Exhibition
From here to much further out
23.01.2016 -
19.06.2016
Rethinking the Sculpture Park
Nathan Coley (UK)
Sven Johne (D)
Bjørn Melhus (D)
Robin Minard (CDN)
Alicia Paz (MEX | FR)
Jenny Perlin (USA)
Tilo Schulz (D)
As expected, the artists who had been invited in spring 2015 surprised in autumn with their first ideas and proposals for the sculpture park of the Kunstmuseum Magdeburg. The exhibition presents the now complete drafts and models for possible new works of arts for the park to the public for the first time. In remarkably intensive ways, the participating artists refer to the cultural-historical particularities of the given situation and formulate statements that bind the sculpture park after more than 25 years of existence into the present day with new artistic questions and methods.
Tilo Schulz, 10 Porträts, hinten in (d)einem Kopf (model)
Nathan Coley, For Other People and Other Work (model)
The fact that instead of figural bronzes, that have been dominating among the existing works, now sound (Robin Minard), film (Jenny Perlin), light (Bjørn Melhus), painting (Alicia Paz), photography and language prevail, is most striking.
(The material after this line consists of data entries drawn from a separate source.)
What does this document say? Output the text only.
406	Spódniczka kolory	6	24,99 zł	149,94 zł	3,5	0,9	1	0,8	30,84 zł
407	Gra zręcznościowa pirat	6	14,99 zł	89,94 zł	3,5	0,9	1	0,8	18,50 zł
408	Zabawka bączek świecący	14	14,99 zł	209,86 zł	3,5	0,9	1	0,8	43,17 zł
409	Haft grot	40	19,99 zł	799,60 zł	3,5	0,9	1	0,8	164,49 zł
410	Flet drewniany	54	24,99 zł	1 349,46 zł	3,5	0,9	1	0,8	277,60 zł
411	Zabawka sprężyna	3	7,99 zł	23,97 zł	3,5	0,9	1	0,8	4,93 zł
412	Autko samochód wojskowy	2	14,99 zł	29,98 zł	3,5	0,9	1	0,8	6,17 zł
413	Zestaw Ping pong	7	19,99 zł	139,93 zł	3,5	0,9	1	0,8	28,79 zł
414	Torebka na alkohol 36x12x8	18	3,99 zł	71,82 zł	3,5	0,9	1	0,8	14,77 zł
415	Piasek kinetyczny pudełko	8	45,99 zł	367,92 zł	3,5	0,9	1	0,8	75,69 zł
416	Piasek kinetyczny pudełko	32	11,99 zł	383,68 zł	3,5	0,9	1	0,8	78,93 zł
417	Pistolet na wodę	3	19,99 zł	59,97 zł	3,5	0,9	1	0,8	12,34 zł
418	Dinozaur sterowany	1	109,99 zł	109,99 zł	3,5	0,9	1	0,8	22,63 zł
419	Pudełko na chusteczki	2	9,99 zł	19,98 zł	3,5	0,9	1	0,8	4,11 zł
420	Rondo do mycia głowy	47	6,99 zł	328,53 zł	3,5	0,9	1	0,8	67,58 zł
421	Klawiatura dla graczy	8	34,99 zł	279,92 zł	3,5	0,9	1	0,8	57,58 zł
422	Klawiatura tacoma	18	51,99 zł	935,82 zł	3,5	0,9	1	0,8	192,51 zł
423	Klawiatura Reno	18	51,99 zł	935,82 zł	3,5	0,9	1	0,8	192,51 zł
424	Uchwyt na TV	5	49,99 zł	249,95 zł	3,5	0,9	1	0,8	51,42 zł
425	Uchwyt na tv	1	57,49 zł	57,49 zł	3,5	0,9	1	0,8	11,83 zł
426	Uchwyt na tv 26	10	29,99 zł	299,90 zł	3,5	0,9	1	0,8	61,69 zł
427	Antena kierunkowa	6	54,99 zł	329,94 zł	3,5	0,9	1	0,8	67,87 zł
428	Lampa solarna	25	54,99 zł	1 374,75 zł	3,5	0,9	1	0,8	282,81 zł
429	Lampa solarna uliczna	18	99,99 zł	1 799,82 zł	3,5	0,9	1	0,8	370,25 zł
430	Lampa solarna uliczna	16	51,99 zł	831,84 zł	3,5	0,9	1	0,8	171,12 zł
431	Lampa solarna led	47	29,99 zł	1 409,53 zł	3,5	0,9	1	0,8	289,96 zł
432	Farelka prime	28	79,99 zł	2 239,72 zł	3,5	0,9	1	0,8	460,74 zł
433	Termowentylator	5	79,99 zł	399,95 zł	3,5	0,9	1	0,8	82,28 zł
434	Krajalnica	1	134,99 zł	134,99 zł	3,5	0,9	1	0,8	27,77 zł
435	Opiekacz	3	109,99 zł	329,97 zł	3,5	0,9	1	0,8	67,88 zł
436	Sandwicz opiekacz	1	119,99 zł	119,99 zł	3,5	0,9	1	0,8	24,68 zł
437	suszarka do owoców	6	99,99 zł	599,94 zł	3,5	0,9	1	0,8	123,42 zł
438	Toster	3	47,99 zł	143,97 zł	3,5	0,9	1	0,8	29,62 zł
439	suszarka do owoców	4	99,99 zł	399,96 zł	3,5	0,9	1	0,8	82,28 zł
It is not the sculpted form made of a certain material that carries the expression, it is more a container storing the artistic effect. In general, self-experience, memory (Sven Johne) or usability (Nathan Coley) and change (Tilo Schulz) are components of a new concept of sculpture, understood as social and textual, encouraging discovery and play at the same time. Sculpture thinks itself opener in its material and more diverse in its effect. That exceeds physical or traditional body-space-relations just as our everyday life has moved itself into so many medial spaces, to find information, orientation, and entertainment.
In order to gain a more significant characteristic for this unique urban experience space, landscape architect Axel Lohrer (Munich/Magdeburg) suggests changes in design in two places of the sculpture park that offer specific spaces for the integration of present works of art. He adds a square and a garden, creating a stronger clarity within the urban presence of the complex of medieval architecture, present and future works of art and inner-urban landscape.
It is clear that by realising such projects in following years, the sculpture park will develop from a place of contemplating art more to a place for sensing and experiencing, inviting us to stay.